Last summer, Ethan Cory, a six-year-old boy from the Joplin area, drowned at a small private water park called “The Swimmin’ Hole.”
His devastated parents petitioned the General Assembly to regulate the state’s water parks to make them safer, in order to help prevent future tragedies like the one that led to their son’s death. On Friday, the governor signed HB 1341 (popularly known as “Ethan’s Law”), which requires private, for-profit water parks to maintain liability insurance of at least $1 million in the event of an injury or the death of a patron. The sponsor of this legislation, during the governor’s prepared remarks, declared that “hopefully [this bill] will prevent other such tragedies around Missouri.”
Will it?

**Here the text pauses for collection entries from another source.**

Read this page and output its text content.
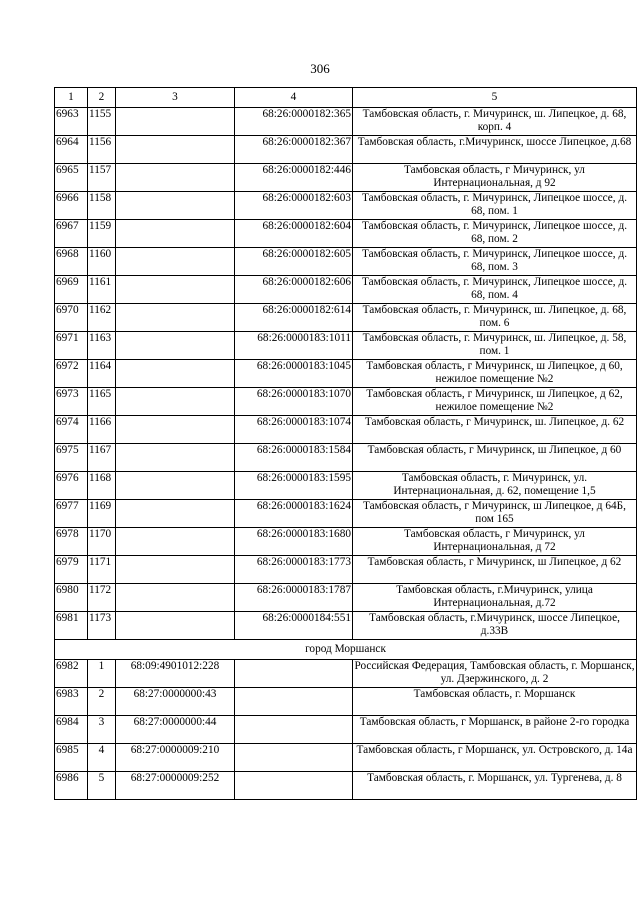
306
1	2	3	4	5
6963	1155		68:26:0000182:365	Тамбовская область, г. Мичуринск, ш. Липецкое, д. 68, корп. 4
6964	1156		68:26:0000182:367	Тамбовская область, г.Мичуринск, шоссе Липецкое, д.68
6965	1157		68:26:0000182:446	Тамбовская область, г Мичуринск, ул Интернациональная, д 92
6966	1158		68:26:0000182:603	Тамбовская область, г. Мичуринск, Липецкое шоссе, д. 68, пом. 1
6967	1159		68:26:0000182:604	Тамбовская область, г. Мичуринск, Липецкое шоссе, д. 68, пом. 2
6968	1160		68:26:0000182:605	Тамбовская область, г. Мичуринск, Липецкое шоссе, д. 68, пом. 3
6969	1161		68:26:0000182:606	Тамбовская область, г. Мичуринск, Липецкое шоссе, д. 68, пом. 4
6970	1162		68:26:0000182:614	Тамбовская область, г. Мичуринск, ш. Липецкое, д. 68, пом. 6
6971	1163		68:26:0000183:1011	Тамбовская область, г. Мичуринск, ш. Липецкое, д. 58, пом. 1
6972	1164		68:26:0000183:1045	Тамбовская область, г Мичуринск, ш Липецкое, д 60, нежилое помещение №2
6973	1165		68:26:0000183:1070	Тамбовская область, г Мичуринск, ш Липецкое, д 62, нежилое помещение №2
6974	1166		68:26:0000183:1074	Тамбовская область, г Мичуринск, ш. Липецкое, д. 62
6975	1167		68:26:0000183:1584	Тамбовская область, г Мичуринск, ш Липецкое, д 60
6976	1168		68:26:0000183:1595	Тамбовская область, г. Мичуринск, ул. Интернациональная, д. 62, помещение 1,5
6977	1169		68:26:0000183:1624	Тамбовская область, г Мичуринск, ш Липецкое, д 64Б, пом 165
6978	1170		68:26:0000183:1680	Тамбовская область, г Мичуринск, ул Интернациональная, д 72
6979	1171		68:26:0000183:1773	Тамбовская область, г Мичуринск, ш Липецкое, д 62
6980	1172		68:26:0000183:1787	Тамбовская область, г.Мичуринск, улица Интернациональная, д.72
6981	1173		68:26:0000184:551	Тамбовская область, г.Мичуринск, шоссе Липецкое, д.33В
город Моршанск				
6982	1	68:09:4901012:228		Российская Федерация, Тамбовская область, г. Моршанск, ул. Дзержинского, д. 2
6983	2	68:27:0000000:43		Тамбовская область, г. Моршанск
6984	3	68:27:0000000:44		Тамбовская область, г Моршанск, в районе 2-го городка
6985	4	68:27:0000009:210		Тамбовская область, г Моршанск, ул. Островского, д. 14а
6986	5	68:27:0000009:252		Тамбовская область, г. Моршанск, ул. Тургенева, д. 8
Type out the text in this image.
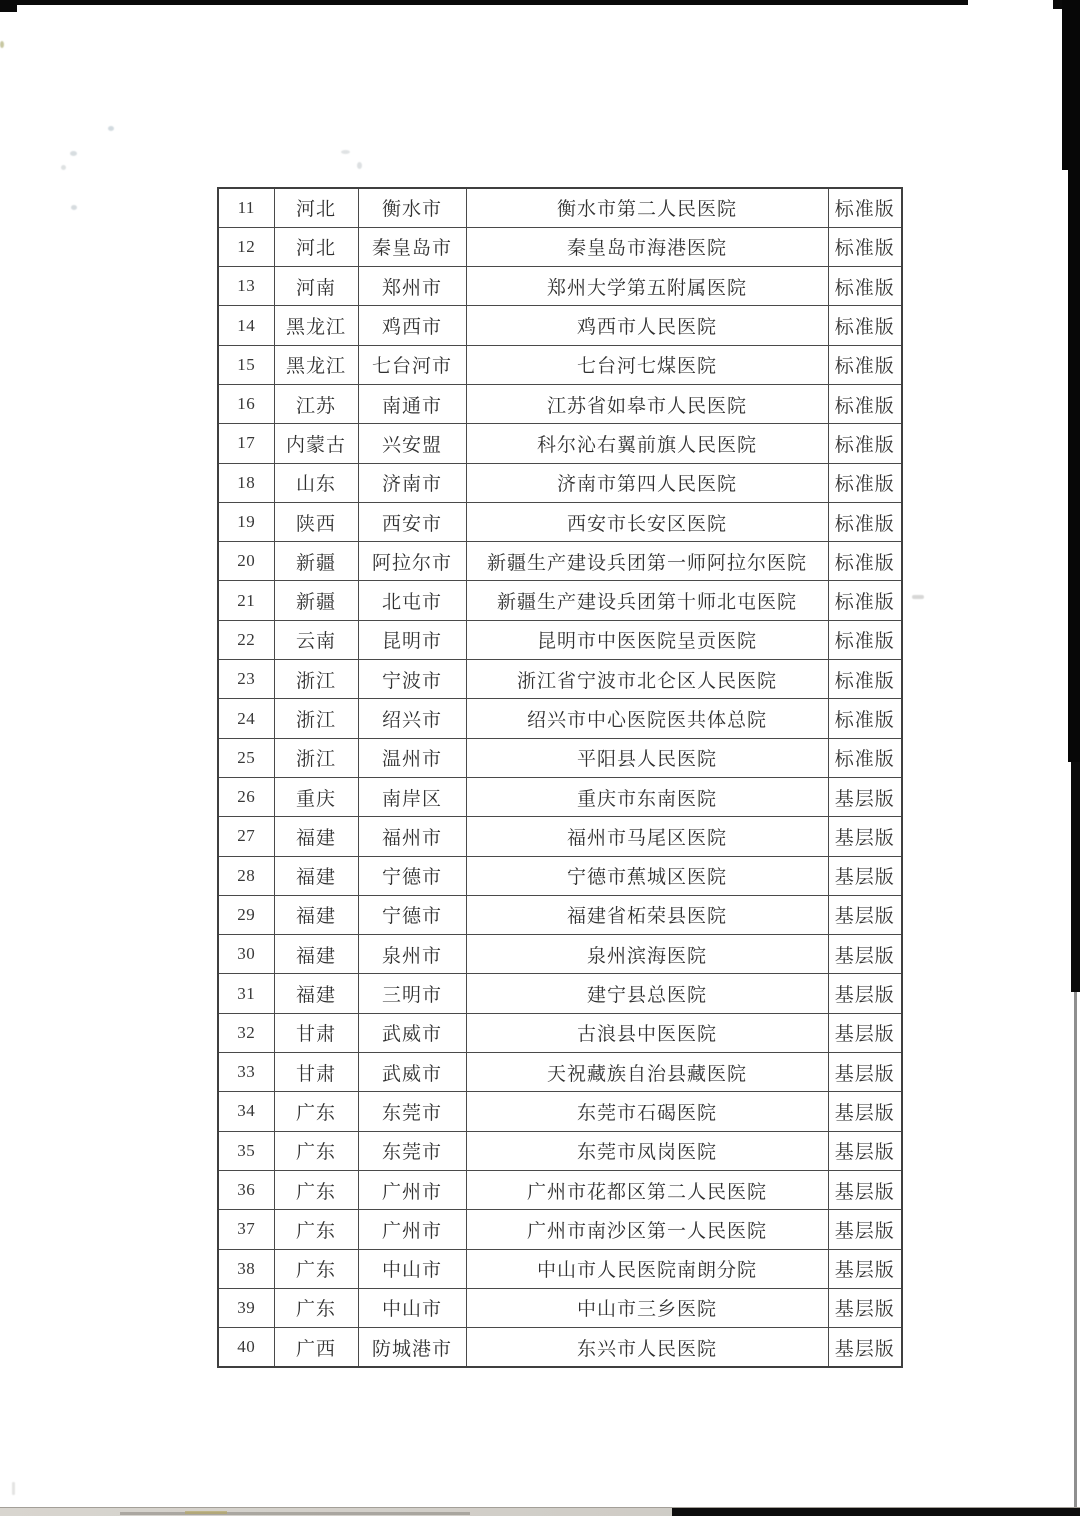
11	河北	衡水市	衡水市第二人民医院	标准版
12	河北	秦皇岛市	秦皇岛市海港医院	标准版
13	河南	郑州市	郑州大学第五附属医院	标准版
14	黑龙江	鸡西市	鸡西市人民医院	标准版
15	黑龙江	七台河市	七台河七煤医院	标准版
16	江苏	南通市	江苏省如皋市人民医院	标准版
17	内蒙古	兴安盟	科尔沁右翼前旗人民医院	标准版
18	山东	济南市	济南市第四人民医院	标准版
19	陕西	西安市	西安市长安区医院	标准版
20	新疆	阿拉尔市	新疆生产建设兵团第一师阿拉尔医院	标准版
21	新疆	北屯市	新疆生产建设兵团第十师北屯医院	标准版
22	云南	昆明市	昆明市中医医院呈贡医院	标准版
23	浙江	宁波市	浙江省宁波市北仑区人民医院	标准版
24	浙江	绍兴市	绍兴市中心医院医共体总院	标准版
25	浙江	温州市	平阳县人民医院	标准版
26	重庆	南岸区	重庆市东南医院	基层版
27	福建	福州市	福州市马尾区医院	基层版
28	福建	宁德市	宁德市蕉城区医院	基层版
29	福建	宁德市	福建省柘荣县医院	基层版
30	福建	泉州市	泉州滨海医院	基层版
31	福建	三明市	建宁县总医院	基层版
32	甘肃	武威市	古浪县中医医院	基层版
33	甘肃	武威市	天祝藏族自治县藏医院	基层版
34	广东	东莞市	东莞市石碣医院	基层版
35	广东	东莞市	东莞市凤岗医院	基层版
36	广东	广州市	广州市花都区第二人民医院	基层版
37	广东	广州市	广州市南沙区第一人民医院	基层版
38	广东	中山市	中山市人民医院南朗分院	基层版
39	广东	中山市	中山市三乡医院	基层版
40	广西	防城港市	东兴市人民医院	基层版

Water parks have existed for more than 100 years in Missouri, so why wait until 2008 to pass this legislation if it’s so integral to their patrons’ safety? I certainly sympathize with the Cory family, but the state’s reaction is once again inappropriate. If the water park was negligent, the Cory family is entitled to a huge settlement. But bringing in the government to punish every other water park is not the answer.
Which is the greater incentive to carry liability insurance: a government mandate, or the risk of losing your entire business in a lawsuit in the event that negligence or faulty equipment results in an accident? Legislators forget the law of unintended consequences. Why set the liability level at $1 million? Why not $10 million? Or why not let the individual businesses decide what level of insurance they need? If we set it too high, do we needlessly destroy small businesses and neighborhood pools, and put people out of work?
This type of legislation is well-intentioned, but ultimately irresponsible. It justifies more government intrusion in our lives without doing anything to protect customers or to make them any safer. And now we have two more people (the owners of the Swimmin’ Hole) eligible for welfare.